Security-as-a-service model gains traction

With mid-market companies feeling an increasing need to devote time and resources to network security, the security-as-a-service model is gaining traction, according to new research released yesterday by 451 Research.

“The security challenge for mid-tier businesses is multi-dimensional,” Daniel Cummins, analyst at 451 Research, said in a statement. “For these businesses, everything seems to be increasing — attack frequency, compliance requirements, complexity, costs and the number of security products that need to be managed. Cloud-based security-as-a-service offers potentially significant advantages in terms of simplicity and access to security that may prove to be less complex and expensive than traditional approaches.”

451 Research’s Network Security Market Study was commissioned by Herndon, Va.-based security-as-a-service provider OPAQ Networks. The study was fielded in the first quarter of 2017 and surveyed 301 IT security professionals at U.S.-based businesses with 500 to 2,500 employees.

Eighty-two percent of study respondents said they spend 20 to 60 hours a week of in-house staff resources to procure, implement and manage security products. Nearly 75 percent of respondents said they dedicate three to five full-time employees to manage their security. The financial hit to these businesses averaged $178,000 annually just for network security, representing 39 percent of an organization’s total IT budget.

Security isn’t cheap

Respondents also indicated that they expect the financial burden of network security to continue to increase. 451 Research concluded network security spending will grow nearly twice as fast as overall IT security spending over the next five years. It projects a compound annual growth rate (CAGR) of 8.9 percent, from $2.4 billion in 2016 to $3.5 billion in 2021. Forty percent of the survey respondents projected their spending on network security would increase 10 to 20 percent in the next 12 months.

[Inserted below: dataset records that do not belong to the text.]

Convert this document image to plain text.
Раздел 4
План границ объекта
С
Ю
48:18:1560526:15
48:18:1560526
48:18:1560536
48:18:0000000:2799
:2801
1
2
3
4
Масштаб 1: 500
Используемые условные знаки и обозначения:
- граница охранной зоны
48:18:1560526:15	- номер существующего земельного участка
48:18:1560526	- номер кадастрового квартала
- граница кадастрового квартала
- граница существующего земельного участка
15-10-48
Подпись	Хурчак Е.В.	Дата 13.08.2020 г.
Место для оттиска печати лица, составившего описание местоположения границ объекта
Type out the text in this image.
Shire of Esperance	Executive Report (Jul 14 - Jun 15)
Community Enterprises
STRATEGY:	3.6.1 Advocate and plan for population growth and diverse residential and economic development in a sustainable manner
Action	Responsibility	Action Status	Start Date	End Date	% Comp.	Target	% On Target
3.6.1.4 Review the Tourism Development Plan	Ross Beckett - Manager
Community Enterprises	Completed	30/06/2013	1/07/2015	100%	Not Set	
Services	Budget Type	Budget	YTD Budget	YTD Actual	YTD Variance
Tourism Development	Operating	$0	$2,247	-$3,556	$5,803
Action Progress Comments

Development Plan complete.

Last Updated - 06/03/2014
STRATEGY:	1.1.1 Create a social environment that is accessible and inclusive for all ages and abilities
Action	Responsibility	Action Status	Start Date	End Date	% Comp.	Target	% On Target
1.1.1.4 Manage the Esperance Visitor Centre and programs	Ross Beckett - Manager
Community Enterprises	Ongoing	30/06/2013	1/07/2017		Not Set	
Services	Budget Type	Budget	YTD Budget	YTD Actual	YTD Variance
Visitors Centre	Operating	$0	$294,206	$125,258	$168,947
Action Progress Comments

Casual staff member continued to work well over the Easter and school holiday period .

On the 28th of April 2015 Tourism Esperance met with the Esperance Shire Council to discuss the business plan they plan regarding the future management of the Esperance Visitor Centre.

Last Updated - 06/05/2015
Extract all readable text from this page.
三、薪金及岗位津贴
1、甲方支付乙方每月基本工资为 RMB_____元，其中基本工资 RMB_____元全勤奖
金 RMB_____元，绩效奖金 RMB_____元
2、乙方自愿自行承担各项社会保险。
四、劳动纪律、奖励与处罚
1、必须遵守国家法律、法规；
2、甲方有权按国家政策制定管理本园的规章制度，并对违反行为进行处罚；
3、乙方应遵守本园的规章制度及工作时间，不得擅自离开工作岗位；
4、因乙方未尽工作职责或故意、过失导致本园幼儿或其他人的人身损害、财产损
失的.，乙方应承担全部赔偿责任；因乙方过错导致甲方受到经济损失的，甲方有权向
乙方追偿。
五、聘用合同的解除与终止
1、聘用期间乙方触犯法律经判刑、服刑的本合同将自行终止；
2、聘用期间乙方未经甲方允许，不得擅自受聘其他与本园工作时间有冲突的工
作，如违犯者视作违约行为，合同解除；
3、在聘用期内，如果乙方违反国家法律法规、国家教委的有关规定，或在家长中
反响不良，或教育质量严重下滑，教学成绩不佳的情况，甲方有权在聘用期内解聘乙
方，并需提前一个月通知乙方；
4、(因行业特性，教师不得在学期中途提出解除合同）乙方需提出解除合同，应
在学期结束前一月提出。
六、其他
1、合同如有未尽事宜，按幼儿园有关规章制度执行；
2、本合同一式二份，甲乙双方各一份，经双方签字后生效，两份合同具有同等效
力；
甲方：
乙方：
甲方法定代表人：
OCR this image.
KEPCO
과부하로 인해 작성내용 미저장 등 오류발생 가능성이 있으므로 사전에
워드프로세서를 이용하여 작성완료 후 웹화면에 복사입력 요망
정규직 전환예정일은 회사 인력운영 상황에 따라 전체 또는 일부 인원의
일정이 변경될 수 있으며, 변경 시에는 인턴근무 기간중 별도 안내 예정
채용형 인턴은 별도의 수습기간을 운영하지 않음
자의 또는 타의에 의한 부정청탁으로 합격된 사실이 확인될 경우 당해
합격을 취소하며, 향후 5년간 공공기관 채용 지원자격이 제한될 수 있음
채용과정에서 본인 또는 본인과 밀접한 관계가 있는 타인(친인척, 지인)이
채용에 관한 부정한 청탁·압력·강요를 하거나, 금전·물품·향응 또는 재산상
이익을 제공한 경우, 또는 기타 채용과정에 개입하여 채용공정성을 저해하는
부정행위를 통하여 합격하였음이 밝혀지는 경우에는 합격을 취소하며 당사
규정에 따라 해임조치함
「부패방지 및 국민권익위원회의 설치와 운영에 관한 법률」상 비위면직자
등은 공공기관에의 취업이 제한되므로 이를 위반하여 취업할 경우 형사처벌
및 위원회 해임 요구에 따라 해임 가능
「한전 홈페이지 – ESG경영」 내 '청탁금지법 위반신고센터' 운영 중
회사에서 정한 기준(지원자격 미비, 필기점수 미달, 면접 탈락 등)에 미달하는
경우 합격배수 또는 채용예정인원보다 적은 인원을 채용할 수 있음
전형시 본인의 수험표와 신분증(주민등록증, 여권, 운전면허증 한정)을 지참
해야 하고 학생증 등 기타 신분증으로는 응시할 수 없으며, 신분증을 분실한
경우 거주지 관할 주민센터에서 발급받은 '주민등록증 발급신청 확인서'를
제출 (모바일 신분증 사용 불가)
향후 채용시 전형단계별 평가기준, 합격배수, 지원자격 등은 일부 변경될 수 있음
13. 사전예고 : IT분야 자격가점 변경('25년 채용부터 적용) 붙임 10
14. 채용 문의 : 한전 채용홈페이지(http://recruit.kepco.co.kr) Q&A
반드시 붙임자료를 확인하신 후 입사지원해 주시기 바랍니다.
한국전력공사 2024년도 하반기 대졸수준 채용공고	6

Nearly 40 percent of the survey respondents said their security workload is currently managed by part-time employees, contractors and Managed Security Service Providers (MSSPs). But things seem to be swinging in favor of a security-as-a-service model: Seventy-two percent of survey respondents said they have a preference for security-as-a-service, compared with nine percent who preferred MSSP and 19 percent who preferred on-premise solutions for managing security.

“We thought there would be a preference for the ease and simplicity of security-as-a-service solutions, but we were genuinely surprised by both the degree and urgency of the market demand,” Ken Ammon, chief strategy and technology officer, OPAQ Networks, said in a statement Tuesday. “Eighty-seven percent of respondents said their timing for migrating to this type of network security delivery model was within a 12-month time frame. MSSPs are and will continue to play an important role in advising and supporting incident response, but this study reveals that MSSPs should look to leverage cloud-based solutions in order to deliver what the market is demanding.”

451 Research study also found the following:

  • Data loss prevention, network access control and encryption are the most sought-after cloud-based security capabilities, followed by threat management, application control, SSL decryption and URL filtering.
  • Threat management and branch office enablement and optimization were the top cloud-based security use cases cited by respondents, followed by multiprotocol label switching (MPLS) displacement, MSSP displacement, on-demand security and securing SaaS applications.
  • More than 60 percent of respondents cited legacy IT as the greatest barrier to improving visibility and control within their networks, followed by lack of budget (27 percent).